I would have to say that it wasn't a good shoot in the first scenario so there would be no protection by the law. Again, I'm not trying to debate that you can screw up and get yourself in trouble. I'm saying that in a good shoot there is protection in IL.

We don't have a castle doctrine in IL and quite frankly don't care to have legislation passed on it. The NRA legal people have advised against trying to modify the way out law is written because it's actually pretty good. Though nothing is perfect.
 
Could still be Wrong. Your stute controls and only protects you as far as it does. If you are not justified, it doesnt hold water. Reasonably is and can be a problem too. Not necessarily what you thought was reasonable, its what the hypothetical reasonable man would have done. Your jury will be given a set of instructions as to determine this...it does not end in acquittal at the criminal trial. I would need to see the entire statute, not just a) and b) sections. Is this the criminal statue or one dealing with civil liability?

In the Lee's Summit case I mentioned, prosecutor just elected not to prosecute.... since there was no acquittal, where does that leave your statue on civil liability?

Russellc
 
Could still be Wrong. Your stute controls and only protects you as far as it does. If you are not justified, it doesnt hold water. Reasonably is and can be a problem too. Not necessarily what you thought was reasonable, its what the hypothetical reasonable man would have done. Your jury will be given a set of instructions as to determine this...it does not end in acquittal at the criminal trial. I would need to see the entire statute, not just a) and b) sections. Is this the criminal statue or one dealing with civil liability?
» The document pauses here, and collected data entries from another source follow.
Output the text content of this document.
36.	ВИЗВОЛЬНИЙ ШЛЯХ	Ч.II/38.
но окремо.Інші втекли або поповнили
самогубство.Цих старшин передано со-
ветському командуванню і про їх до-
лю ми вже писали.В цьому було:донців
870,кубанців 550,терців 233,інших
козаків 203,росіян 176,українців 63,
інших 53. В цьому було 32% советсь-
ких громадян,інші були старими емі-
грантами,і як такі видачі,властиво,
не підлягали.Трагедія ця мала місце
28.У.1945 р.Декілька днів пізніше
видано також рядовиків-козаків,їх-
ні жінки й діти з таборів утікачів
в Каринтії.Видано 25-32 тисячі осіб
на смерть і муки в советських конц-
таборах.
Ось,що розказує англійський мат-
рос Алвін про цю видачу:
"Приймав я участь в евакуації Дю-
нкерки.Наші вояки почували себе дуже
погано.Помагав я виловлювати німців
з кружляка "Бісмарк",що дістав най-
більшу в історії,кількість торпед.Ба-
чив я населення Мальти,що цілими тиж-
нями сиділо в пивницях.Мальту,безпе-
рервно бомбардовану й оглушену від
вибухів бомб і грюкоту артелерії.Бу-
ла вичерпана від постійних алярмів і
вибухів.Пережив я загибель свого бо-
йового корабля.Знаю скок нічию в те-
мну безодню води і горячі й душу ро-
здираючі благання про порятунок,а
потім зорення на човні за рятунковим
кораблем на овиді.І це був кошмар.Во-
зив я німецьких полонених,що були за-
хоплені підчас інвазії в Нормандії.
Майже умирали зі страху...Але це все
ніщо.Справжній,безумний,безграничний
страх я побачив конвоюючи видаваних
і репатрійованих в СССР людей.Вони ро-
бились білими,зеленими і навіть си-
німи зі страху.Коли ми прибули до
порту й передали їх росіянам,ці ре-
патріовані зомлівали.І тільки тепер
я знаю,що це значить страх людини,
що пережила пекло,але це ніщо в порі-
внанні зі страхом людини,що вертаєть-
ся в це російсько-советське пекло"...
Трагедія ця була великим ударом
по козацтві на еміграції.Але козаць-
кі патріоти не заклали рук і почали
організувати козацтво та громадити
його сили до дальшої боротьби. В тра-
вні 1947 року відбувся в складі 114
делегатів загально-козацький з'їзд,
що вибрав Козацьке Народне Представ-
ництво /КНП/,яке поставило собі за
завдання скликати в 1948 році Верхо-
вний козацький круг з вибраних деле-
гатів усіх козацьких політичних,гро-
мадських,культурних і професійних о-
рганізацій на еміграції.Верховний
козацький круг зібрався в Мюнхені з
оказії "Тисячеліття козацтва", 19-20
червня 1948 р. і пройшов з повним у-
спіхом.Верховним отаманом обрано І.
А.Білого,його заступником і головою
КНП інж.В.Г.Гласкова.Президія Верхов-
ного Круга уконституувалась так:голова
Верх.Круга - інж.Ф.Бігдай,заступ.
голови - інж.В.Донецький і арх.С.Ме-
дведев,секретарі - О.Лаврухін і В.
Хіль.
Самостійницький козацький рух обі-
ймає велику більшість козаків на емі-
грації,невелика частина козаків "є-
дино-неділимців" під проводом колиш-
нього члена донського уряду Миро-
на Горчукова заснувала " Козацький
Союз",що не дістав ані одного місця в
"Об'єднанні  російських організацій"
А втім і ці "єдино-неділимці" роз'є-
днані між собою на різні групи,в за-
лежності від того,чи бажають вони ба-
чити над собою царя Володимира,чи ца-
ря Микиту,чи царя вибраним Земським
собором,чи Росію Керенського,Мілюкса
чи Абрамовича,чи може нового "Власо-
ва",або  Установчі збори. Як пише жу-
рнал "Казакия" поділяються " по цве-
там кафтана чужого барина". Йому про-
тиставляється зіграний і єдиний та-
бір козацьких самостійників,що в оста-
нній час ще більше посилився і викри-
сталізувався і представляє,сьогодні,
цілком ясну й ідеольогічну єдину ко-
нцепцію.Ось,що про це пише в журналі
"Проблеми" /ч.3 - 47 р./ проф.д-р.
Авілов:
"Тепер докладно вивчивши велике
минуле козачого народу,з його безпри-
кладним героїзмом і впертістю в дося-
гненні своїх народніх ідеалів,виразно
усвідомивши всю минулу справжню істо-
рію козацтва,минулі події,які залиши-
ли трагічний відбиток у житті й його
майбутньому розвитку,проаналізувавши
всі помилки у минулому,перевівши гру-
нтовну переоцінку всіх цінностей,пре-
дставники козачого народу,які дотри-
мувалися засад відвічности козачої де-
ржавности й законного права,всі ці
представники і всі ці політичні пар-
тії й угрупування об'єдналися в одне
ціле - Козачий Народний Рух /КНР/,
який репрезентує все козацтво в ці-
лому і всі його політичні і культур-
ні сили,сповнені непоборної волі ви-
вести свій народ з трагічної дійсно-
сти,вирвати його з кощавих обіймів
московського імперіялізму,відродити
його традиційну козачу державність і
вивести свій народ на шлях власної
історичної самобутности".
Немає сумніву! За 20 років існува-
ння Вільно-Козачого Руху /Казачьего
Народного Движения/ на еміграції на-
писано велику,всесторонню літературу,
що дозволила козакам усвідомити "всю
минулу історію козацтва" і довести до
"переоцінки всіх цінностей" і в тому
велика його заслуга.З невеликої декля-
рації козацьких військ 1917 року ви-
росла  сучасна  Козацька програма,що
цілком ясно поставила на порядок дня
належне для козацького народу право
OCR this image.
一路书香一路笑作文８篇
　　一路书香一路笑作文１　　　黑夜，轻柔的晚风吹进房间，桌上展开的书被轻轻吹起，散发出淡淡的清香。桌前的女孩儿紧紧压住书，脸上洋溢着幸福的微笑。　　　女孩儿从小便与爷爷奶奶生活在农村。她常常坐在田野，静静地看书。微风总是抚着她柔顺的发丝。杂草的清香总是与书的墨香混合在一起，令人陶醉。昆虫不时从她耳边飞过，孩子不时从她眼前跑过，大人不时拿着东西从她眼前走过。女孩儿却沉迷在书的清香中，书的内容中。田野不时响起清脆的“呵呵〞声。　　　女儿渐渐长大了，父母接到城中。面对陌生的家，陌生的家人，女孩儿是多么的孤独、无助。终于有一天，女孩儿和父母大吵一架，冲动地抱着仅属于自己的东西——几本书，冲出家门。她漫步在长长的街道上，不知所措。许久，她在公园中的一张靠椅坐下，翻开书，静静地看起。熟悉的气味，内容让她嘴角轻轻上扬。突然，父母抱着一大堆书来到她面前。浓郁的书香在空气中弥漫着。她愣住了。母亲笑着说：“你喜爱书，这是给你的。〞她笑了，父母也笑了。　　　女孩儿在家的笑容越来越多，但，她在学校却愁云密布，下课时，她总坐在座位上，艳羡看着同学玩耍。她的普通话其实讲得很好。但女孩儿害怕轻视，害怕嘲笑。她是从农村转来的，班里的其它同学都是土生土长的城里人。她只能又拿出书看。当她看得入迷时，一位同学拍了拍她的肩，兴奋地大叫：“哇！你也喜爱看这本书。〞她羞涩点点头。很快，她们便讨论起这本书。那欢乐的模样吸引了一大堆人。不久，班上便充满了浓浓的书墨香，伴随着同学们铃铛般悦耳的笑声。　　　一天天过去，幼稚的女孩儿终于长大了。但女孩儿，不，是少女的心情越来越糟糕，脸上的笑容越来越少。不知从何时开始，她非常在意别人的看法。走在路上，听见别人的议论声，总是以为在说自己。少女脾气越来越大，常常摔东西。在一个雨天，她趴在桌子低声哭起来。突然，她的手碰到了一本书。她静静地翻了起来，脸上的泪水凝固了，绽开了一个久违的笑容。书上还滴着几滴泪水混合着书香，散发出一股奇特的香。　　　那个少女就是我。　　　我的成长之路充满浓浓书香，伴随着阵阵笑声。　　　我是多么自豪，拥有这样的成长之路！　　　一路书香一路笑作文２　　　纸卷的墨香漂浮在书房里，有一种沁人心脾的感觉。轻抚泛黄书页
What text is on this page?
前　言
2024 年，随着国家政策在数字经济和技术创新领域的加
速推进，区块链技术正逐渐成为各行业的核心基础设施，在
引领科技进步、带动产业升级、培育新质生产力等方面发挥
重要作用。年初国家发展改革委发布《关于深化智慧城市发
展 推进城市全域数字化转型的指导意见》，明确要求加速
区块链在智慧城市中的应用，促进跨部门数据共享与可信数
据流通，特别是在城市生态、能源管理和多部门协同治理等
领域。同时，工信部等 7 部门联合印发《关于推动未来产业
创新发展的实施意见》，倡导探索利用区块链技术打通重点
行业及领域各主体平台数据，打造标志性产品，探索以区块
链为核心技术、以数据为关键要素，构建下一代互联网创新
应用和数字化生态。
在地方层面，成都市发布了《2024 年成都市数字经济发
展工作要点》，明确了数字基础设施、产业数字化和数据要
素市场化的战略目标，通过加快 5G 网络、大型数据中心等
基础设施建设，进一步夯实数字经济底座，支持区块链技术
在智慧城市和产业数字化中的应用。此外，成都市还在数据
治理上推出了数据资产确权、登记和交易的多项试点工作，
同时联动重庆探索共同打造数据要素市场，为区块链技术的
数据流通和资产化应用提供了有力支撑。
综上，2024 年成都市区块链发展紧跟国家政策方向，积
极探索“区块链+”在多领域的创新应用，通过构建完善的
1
In the Lee's Summit case I mentioned, prosecutor just elected not to prosecute.... since there was no acquittal, where does that leave your statue on civil liability?

Russellc


I'm not sure what your point really is. Lots of things could happen. I could wake up with diarrhea tomorrow too.

You are trying to apply Illinois law to a Missouri case. You are free to look up the law in Illinois if you would like. I have a fairly good understanding of it. As part of the 16 hours of training I took for my CCL the instructors brother, a lawyer in IL who has studied such things in IL law spoke for an hour or so on IL law regarding self defense and civil liability. I'm not a lawyer but i have been advised by a lawyer on these issues.
 
I was applying that set of facts to your (where I lived for 15 years) State's laws. If they filed nothing, there is no acquittal no matter where you are from. If its from Illinois, you could be liable under that statute in a civil suit. That's what I'm trying to prove.

Out of respect for the original poster, I am done, you can certainly believe what you want.

Rusellc
 
IMO if a prosecutor wants to go after you he/she will find a way.

I often here you should use the same ammo as the local LEOs use. this way no one can say you were using super-duper killing ammo unless they also want to admit the local police are carrying the same.

In turn a case could be made you are a want-a-be police officer and took matters into your own hands instead of letting the local police handle the situation. Just look at the ammo he used, he wants to be a cop but he's not!

Facts can be twisted in any manner the presenter feels necessary to make you look bad if that's their intention. (the words "no win" come to mind)
 
I was applying that set of facts to your (where I lived for 15 years) State's laws. If they filed nothing, there is no acquittal no matter where you are from. If its from Illinois, you could be liable under that statute in a civil suit. That's what I'm trying to prove.



Out of respect for the original poster, I am done, you can certainly believe what you want.



Rusellc




If there is no acquittal and no trial then my lawyer would use IL law to argue that a civil suit us not allowed as it was justified self defense. You can argue or not argue I don't really care. Personally I'll take the word of an IL lawyer who has studied such cases in IL over the word of some guy on the internet that can't be wrong because he is a lawyer.

Btw, the whole. "You're stupid so stupid I'm going to quit arguing" thing is beyond childish.